The modern assumption for an Old Fashioned is rye or Bourbon, sugar, aromatic bitters, stirred in ice and strained over fresh ice, with the occasional garnish of choice such as an expressed orange peel or cherry. The drink has been consumed in this form for well over a century no doubt, and is now so ubiquitous that many people don’t know how non-specific the drink started: make any spirit more well rounded and quaffable with any type of sugar and dense botanical tinctures, and then dilute it with water or ice to approach the alcohol content of a glass of wine or sherry. Before the late 1800s this drink was called simply “cocktail”, and after that period as bartending and cocktails evolved, it was known as a simple go-to, like the Old-Fashioned folks liked.
SELECTING THE INGREDIENTS FOR THE AUTUMN OLD FASHIONED
With this fall iteration of the Old Fashioned, we focus on savory flavors from an organic spicy rye-Workhorse Rye whiskey grown and distilled in California with a focus on sustainable agriculture. This whiskey is rustic, and one could argue (such as the author who makes it) that it is a better example of what an Old Fashioned would have tasted like pre-industrial agriculture. Since this whiskey is aged in a used cask like Scotch rather than new like Bourbon, there is less sugar in the spirit. This allows the grain to be the focus as well as some room to use maple as sweetener without it becoming too rich and cloying. The bitters add a fresh herbaceous harvest aroma from real pumpkin and artichoke leaf, as well as the baking spices that we’re used to in fall drinks but they don’t steal the show. Every ingredient should sing and be noted without it getting muddy. If you want a stiff drink, go for 2 oz of a barrel aged spirit and don’t over stir. If you’d like refreshment then pick a brighter spirit like Pisco or Gin or Bacanora, and add more ice to lengthen.
Bitters are many plant tinctures that come together to form the intriguing backbone of a cocktail, the same way a spice or herb blend does for a dish. There is acidity or tannin in wine to balance the sugar of a grape, and there are hops in beer to balance the richness of barley malt sugar. So the bitters and sugar bring balance to the sting of a spirit, the idea is to make a whole spectrum in a glass starting with a distilled spirit.
Collecting the ingredients and tools online:
Bar tools and ice molds… UmamiMart.com
ENJOY THE THE AUTUMN OLD FASHIONED? HERE’S FURTHER READING…
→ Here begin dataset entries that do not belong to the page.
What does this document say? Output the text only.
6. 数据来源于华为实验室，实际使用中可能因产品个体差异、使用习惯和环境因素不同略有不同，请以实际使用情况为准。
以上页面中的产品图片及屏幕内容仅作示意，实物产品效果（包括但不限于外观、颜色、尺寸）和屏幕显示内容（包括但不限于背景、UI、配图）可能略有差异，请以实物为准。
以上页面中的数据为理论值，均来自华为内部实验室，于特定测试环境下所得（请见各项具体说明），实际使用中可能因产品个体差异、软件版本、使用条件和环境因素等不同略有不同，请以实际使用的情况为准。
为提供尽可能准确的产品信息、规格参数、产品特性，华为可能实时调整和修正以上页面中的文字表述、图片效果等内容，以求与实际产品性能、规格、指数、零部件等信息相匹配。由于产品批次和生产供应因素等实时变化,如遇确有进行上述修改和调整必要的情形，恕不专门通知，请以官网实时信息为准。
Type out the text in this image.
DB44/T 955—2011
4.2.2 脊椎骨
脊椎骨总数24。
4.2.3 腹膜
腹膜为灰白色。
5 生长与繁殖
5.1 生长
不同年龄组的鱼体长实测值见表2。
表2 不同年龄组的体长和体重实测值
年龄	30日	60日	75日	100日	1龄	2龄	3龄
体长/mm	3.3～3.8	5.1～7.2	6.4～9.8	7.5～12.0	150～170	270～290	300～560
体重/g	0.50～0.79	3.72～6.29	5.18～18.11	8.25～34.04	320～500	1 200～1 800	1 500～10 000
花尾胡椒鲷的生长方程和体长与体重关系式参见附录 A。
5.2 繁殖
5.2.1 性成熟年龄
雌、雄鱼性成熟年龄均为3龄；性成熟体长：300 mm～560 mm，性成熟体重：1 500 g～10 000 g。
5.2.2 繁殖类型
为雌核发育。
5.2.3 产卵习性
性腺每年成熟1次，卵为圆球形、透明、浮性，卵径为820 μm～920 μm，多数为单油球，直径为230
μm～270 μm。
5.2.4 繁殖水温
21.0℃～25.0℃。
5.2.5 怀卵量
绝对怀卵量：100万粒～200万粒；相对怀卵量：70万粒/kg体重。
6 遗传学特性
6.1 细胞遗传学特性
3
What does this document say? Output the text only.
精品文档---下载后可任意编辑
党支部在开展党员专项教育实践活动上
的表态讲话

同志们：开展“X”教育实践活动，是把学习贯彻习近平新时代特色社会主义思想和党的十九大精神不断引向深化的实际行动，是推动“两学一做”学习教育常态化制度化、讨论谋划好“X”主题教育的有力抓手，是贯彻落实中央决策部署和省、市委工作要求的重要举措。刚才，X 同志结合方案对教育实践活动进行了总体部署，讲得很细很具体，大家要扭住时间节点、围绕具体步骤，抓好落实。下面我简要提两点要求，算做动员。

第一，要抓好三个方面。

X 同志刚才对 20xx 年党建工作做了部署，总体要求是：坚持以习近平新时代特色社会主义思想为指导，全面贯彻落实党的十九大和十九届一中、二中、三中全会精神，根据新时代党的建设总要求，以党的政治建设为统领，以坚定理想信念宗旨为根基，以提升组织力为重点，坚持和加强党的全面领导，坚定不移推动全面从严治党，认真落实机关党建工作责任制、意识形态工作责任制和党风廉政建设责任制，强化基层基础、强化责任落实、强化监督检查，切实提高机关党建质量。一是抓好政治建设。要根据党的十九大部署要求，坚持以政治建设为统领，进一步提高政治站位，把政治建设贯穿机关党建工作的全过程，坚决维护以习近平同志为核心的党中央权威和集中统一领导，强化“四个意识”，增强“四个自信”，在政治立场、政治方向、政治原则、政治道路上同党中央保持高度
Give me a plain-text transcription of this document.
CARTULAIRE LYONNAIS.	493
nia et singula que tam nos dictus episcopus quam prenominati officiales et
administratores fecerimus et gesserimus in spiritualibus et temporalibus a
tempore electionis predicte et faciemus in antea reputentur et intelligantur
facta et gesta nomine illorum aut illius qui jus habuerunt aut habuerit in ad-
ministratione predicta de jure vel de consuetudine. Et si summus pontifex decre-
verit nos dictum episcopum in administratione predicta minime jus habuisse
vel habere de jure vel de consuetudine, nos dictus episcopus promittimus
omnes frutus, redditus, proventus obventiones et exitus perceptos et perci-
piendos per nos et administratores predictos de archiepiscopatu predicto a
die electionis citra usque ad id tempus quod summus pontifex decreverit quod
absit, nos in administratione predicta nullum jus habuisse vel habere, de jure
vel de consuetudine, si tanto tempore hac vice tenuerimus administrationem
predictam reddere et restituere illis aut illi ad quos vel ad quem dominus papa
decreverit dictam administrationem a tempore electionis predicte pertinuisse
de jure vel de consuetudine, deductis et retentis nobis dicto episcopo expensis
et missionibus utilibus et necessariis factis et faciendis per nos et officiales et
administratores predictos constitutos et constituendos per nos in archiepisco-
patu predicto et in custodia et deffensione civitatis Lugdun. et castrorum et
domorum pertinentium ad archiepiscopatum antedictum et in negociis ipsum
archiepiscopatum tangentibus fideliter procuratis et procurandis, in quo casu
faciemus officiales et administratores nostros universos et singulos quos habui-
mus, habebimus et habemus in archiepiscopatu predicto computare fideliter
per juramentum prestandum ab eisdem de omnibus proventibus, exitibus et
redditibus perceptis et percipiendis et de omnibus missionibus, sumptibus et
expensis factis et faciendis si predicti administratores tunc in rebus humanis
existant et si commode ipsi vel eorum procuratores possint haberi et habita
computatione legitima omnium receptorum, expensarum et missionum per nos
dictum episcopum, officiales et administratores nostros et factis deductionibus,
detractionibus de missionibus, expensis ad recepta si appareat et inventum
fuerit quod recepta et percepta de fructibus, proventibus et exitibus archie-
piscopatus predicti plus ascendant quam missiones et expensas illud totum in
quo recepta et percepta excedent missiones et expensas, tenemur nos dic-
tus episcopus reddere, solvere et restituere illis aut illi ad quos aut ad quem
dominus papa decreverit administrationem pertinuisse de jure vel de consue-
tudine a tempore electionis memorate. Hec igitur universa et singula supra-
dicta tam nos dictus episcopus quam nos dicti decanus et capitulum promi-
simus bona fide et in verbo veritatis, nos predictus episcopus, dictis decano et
There’s a historian and consummate author named David Wondrich; he is a modern patron saint of cocktail knowledge and historical expertise as far as bartenders are concerned. He digs-like no one else-through very old newspapers, abandoned libraries, etc., to ascertain exactly why and how we drink certain drinks, who possibly invented them, and when they manifested. I bring this information to readers to demonstrate that cocktail history is exactly as you’d expect: collaborative, ever-evolving, and… sometimes foggy. “The history of the cocktail—has (perhaps not surprisingly) always been like this: heady with false leads and spiked with treacherous maybes.”